Editor's note: Road Warrior John Cichowski's inability to read a calendar has been evident from recent columns that stated incorrectly how much time had passed since Superstorm Sandy. Now, in his Friday column on blasting to remove an old highway overpass, Cichowski blew it again, claiming the work is occurring at Routes 3 and 17. In fact, the interchange is Routes 3 and 21, as the following e-mail from a concerned reader makes clear.


"More Road Warrior incompetence and clueless mistakes explode in his Feb. 8 column in The Record about ongoing detonation and construction work for the Route 3 bridge over the Passaic River.

"One of his foolish reporting mistakes is so big it made it onto NorthJersey.com with the headline, 'Suffering through the Noise at Routes 3 and 17.'


"Sadly, this detonation-construction work is actually taking place at Routes 3 and 21, and nowhere near Routes 3 and 17.


"This mind-blowing mistake got through the copy desk even though The Record reported on Jan. 31 that explosion work on the bridge was "stopping traffic on Routes 3 and 21."


"If ever there was a colossal, bone-headed misstatement of fact by the Road Warrior that cries out for a correction, this is it. 

"If The Record management has any integrity, it would require this correction to appear in an upcoming Road Warrior column rather than hide it on A-2.  Road Warrior needs to publicly update his readers about his latest example of wrong-way reporting."



Read full e-mail



To read the full e-mail on  the Facebook page for Road Warrior Bloopers, click on the following link:

John Cichowski: 'What day is it?
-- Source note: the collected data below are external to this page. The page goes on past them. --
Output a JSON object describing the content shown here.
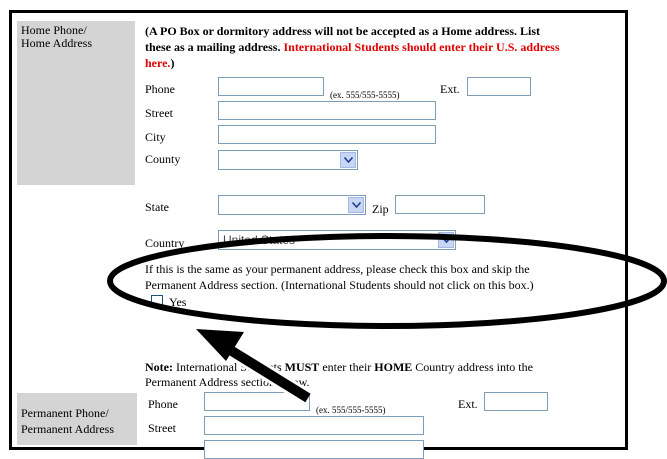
{
  "home": {
    "label": [
      "Home Phone/",
      "Home Address"
    ],
    "notice": {
      "line1": "(A PO Box or dormitory address will not be accepted as a Home address. List",
      "line2_black": "these as a mailing address.",
      "line2_red": " International Students should enter their U.S. address",
      "line3_red": "here.",
      "line3_black": ")"
    },
    "phone_label": "Phone",
    "phone_example": "(ex. 555/555-5555)",
    "ext_label": "Ext.",
    "street_label": "Street",
    "city_label": "City",
    "county_label": "County",
    "state_label": "State",
    "zip_label": "Zip",
    "country_label": "Country",
    "country_value": "United States",
    "same_address_line1": "If this is the same as your permanent address, please check this box and skip the",
    "same_address_line2": "Permanent Address section. (International Students should not click on this box.)",
    "yes_label": "Yes"
  },
  "note": {
    "prefix": "Note:",
    "text1": " International Students ",
    "must": "MUST",
    "text2": " enter their ",
    "home": "HOME",
    "text3": " Country address into the",
    "line2": "Permanent Address section below."
  },
  "permanent": {
    "label": [
      "Permanent Phone/",
      "Permanent Address"
    ],
    "phone_label": "Phone",
    "phone_example": "(ex. 555/555-5555)",
    "ext_label": "Ext.",
    "street_label": "Street"
  },
  "colors": {
    "label_bg": "#d4d4d4",
    "red_text": "#e00000",
    "input_border": "#7f9db9",
    "annotation": "#000000"
  }
}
Where am I?' 


Houlton and Sykes


Coincidentally, on Friday's A-2, Editor Marty Gottlieb published three corrections of a graphic and two stories that ran last Saturday and on Wednesday and Thursday.

Gottlieb may not be able to solve the age-old problem of reporters and columnists making mistakes on deadline.

But he can certainly insist that his six-figure production editor, Liz Houlton, enforce the high standards of accuracy, fact-checking and writing the paper's copy desk once was known for.

Of course, an even more fundamental problem is the attitude of head Assignment Editor Deirdre Sykes toward the copy editors, who have been marginalized for decades.

The six-figure, full-figure Sykes has never promoted a copy editor to work on her assignment desk, and often holds breaking news stories as long as possible to thwart any attempt by the copy desk to fix fuzzy writing and factual mistakes on deadline.

In other words, to preserve the way she and her minions edit a lead paragraph or the body of a story, she gladly sacrifices accuracy.

In fact, copy editors long have been warned about making any changes in the all-important first paragraph of a story without getting the permission of an argumentative assignment editor.

This has resulted in a dead-end copy desk of mostly older, unhappy workers reduced to the role of headline writers.

And a daily newspaper that has become known as a laughing stock for sloppy journalism on a high school or college level.